Focus of efforts becomes relief rather than rescue



An unconscious but living toddler was pulled from her family's fallen home.
MUZAFFARABAD, Pakistan (AP) -- Rescue workers abandoned the search Friday for survivors trapped in the rubble of last week's earthquake, though individual efforts continued, with an 18-month-old girl pulled out alive from the ruins of her home.
A top U.N. official warned that reconstruction of the devastated region will cost billions of dollars and take up to a decade, and the United Nations increased its appeal for quake aid to $312 million. Weather forecasters said heavy rains expected in the quake zone this weekend could disrupt efforts to provide food and shelter to an estimated 2 million people ahead of the harsh Himalayan winter.

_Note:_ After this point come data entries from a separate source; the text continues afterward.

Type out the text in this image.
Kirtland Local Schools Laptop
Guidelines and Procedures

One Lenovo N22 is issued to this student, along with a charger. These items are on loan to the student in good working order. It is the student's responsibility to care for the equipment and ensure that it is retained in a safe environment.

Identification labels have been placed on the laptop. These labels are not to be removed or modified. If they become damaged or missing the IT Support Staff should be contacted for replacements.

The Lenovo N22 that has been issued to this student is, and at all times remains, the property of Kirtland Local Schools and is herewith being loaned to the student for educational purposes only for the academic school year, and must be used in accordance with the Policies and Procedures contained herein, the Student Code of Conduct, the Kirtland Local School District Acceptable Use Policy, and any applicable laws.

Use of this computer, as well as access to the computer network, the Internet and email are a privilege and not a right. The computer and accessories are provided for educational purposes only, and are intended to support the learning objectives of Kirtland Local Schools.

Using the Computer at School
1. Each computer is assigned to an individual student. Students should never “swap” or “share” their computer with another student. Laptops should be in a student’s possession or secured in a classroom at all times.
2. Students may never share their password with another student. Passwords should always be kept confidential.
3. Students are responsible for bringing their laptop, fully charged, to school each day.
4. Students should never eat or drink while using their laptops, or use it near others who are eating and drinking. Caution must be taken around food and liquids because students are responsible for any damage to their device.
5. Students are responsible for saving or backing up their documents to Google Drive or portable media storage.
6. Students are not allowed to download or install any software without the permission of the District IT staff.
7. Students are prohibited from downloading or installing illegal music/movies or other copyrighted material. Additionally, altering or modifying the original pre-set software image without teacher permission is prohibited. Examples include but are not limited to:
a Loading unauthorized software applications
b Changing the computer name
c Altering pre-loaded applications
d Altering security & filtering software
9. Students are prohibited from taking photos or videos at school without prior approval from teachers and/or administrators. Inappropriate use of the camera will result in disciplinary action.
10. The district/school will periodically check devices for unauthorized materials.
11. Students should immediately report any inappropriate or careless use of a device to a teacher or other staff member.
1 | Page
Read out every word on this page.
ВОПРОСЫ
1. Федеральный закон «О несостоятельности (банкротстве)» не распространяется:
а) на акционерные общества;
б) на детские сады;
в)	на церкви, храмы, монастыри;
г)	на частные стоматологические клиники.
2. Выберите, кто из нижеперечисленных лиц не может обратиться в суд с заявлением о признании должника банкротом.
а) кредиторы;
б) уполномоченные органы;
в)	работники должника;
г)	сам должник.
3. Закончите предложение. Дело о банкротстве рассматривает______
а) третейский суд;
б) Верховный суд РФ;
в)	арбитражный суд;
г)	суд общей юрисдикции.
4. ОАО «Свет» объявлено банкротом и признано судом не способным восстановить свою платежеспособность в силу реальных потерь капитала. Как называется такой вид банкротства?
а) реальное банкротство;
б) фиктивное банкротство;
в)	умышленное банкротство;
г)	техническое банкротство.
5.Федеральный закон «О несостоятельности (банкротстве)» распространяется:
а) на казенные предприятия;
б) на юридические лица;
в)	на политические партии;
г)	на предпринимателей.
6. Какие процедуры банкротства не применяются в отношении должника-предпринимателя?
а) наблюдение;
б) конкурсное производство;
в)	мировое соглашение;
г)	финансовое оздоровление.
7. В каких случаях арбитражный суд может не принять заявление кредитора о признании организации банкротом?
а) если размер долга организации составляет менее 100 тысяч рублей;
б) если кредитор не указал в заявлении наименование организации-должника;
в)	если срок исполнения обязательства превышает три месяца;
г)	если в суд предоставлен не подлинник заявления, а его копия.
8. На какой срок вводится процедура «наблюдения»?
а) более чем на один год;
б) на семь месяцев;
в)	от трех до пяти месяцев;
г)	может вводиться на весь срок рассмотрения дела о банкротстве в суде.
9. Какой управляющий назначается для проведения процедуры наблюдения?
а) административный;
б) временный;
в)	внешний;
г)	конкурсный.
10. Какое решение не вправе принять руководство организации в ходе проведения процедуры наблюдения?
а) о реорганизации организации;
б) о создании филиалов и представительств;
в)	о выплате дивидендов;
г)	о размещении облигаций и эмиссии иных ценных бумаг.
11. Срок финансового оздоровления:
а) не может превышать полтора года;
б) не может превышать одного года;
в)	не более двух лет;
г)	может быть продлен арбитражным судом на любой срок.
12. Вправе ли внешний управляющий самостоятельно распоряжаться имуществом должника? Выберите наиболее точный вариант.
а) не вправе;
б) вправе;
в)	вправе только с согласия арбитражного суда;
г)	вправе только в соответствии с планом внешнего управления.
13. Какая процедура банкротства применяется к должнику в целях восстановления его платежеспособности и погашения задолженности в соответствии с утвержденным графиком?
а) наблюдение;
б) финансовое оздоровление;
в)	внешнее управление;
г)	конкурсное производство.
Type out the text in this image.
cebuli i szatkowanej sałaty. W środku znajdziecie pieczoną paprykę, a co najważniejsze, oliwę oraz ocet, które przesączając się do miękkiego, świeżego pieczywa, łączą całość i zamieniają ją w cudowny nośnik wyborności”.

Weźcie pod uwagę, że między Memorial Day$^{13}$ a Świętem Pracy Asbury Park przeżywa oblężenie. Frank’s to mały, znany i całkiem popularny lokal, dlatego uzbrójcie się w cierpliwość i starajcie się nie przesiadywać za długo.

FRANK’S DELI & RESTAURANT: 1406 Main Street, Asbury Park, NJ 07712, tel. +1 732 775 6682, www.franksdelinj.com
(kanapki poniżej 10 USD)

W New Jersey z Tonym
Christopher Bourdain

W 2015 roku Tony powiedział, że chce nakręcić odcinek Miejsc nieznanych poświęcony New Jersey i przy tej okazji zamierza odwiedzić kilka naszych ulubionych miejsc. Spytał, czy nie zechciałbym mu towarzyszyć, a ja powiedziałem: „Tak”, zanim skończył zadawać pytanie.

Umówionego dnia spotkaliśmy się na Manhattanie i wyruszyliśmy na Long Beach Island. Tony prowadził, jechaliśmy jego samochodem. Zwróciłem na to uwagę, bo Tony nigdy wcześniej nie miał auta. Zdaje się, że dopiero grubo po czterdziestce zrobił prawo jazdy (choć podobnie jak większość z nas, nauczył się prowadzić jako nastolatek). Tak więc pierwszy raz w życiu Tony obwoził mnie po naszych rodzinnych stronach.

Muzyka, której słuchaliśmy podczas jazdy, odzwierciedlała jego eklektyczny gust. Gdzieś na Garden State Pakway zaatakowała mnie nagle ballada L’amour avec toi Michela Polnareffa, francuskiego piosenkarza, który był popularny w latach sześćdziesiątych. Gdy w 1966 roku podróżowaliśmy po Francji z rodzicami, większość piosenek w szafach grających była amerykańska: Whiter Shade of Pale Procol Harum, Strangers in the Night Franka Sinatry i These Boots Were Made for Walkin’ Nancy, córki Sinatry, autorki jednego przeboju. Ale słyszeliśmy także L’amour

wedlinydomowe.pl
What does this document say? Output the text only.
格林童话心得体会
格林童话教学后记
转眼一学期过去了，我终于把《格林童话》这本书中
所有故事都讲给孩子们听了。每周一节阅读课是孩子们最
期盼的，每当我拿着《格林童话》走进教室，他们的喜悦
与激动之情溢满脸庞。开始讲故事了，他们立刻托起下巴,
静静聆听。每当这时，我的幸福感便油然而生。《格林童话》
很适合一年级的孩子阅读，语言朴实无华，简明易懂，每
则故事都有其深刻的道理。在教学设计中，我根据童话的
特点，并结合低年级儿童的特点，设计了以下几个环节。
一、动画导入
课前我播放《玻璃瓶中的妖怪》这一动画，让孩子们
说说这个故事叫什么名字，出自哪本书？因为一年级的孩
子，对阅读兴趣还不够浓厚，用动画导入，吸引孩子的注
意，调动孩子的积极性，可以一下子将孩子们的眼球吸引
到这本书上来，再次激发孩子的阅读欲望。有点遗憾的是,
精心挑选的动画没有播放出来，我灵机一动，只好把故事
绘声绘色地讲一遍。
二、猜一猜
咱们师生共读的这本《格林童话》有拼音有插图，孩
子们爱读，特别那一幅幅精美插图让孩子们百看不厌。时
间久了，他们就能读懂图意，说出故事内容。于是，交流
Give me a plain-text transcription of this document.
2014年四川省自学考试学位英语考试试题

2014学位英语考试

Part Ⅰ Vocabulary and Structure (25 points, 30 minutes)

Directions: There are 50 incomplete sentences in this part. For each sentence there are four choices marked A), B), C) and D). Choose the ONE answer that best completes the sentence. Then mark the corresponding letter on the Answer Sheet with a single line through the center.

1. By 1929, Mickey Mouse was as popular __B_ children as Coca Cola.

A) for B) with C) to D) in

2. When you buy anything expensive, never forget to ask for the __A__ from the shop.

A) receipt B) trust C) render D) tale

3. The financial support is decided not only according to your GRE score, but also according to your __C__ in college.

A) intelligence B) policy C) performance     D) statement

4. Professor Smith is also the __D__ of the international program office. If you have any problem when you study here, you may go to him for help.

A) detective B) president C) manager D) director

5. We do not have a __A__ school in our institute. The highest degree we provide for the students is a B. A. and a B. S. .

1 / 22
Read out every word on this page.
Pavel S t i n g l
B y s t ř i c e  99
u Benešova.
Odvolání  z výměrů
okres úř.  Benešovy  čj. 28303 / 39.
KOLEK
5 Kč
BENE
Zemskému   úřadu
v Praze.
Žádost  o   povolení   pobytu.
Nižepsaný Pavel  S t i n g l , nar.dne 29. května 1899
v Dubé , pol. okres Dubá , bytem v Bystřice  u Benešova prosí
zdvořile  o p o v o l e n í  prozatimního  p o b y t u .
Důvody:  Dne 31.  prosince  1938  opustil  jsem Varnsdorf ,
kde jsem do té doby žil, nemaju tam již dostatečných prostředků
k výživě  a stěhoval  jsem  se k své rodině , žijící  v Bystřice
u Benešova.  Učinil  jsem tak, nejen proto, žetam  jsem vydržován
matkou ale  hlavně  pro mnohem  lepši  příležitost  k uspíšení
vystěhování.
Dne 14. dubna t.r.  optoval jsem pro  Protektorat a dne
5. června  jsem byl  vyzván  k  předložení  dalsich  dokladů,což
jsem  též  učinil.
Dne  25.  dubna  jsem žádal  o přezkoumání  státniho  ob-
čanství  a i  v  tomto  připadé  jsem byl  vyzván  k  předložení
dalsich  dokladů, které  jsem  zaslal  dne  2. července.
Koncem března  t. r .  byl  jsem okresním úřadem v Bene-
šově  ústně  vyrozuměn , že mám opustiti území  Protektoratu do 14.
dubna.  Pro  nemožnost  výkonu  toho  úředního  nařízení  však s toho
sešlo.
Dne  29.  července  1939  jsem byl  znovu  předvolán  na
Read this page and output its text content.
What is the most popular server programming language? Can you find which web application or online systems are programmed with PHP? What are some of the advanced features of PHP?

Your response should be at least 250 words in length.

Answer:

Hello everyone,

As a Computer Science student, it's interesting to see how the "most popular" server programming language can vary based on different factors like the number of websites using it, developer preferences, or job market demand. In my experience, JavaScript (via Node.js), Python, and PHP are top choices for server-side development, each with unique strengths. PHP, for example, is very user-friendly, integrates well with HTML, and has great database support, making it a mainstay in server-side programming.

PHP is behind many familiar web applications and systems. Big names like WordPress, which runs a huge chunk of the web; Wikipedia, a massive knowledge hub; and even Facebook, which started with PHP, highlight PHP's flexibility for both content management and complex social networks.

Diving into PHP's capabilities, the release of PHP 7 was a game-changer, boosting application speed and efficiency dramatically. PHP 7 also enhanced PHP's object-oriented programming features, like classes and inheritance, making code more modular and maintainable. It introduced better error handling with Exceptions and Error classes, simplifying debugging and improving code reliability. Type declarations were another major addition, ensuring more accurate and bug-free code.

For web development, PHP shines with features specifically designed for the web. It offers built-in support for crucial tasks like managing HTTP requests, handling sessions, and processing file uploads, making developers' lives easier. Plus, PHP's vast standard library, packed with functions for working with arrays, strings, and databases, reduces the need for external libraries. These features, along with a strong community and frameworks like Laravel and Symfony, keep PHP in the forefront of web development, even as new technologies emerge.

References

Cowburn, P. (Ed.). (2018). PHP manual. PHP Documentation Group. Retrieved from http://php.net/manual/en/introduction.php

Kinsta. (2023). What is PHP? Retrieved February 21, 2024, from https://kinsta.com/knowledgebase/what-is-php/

With Pakistan's death toll from the Oct. 8 earthquake estimated at more than 35,000, Jan Egeland, the U.N. undersecretary-general and emergency relief coordinator, said the search-and-rescue phase was now over. "It's a cruel reality. But after a week, very few people survive," he said.
Still, a doctor, Mazhar Hussain, told Pakistan's GEO television and the British Broadcasting Corp. that his rescue team had pulled the toddler, unconscious but alive, from under the door of her collapsed house, which had protected her. Her mother and two brothers were found dead nearby, but her father survived.
"Her right hand is broken, and she has a fracture in her left leg," he said on GEO, speaking from Balimang in the North-West Frontier Province, where the girl was found.
Egeland, who traveled to hard-hit areas, said he feared bottlenecks of relief supplies.
"If we don't work together, we will become a disaster within a disaster," he said. He said it would take billions of dollars and "five to 10 years" to rebuild.
With few survivors expected, the focus of the United Nations shifted to the relief operation.
The United Nations launched an appeal Tuesday for some $272 million for quake victims, but its chief humanitarian envoy Hansjoerg Strohmeyer said an additional $40 million was needed.
So far, he said, pledges for just over $50 million have been received, with $4.6 million turned into firm commitments or contributions.
The biggest donations to the U.N. appeal are $17 million from Britain, $10 million from Sweden and $8 million from Canada, he said.
President Bush pledged up to $50 million, and the U.S. Agency for International Development has already earmarked $10.8 million for the U.N. appeal, the U.S. Mission to the United Nations said. But the United Nations said this has not been reported yet to its financial tracking service.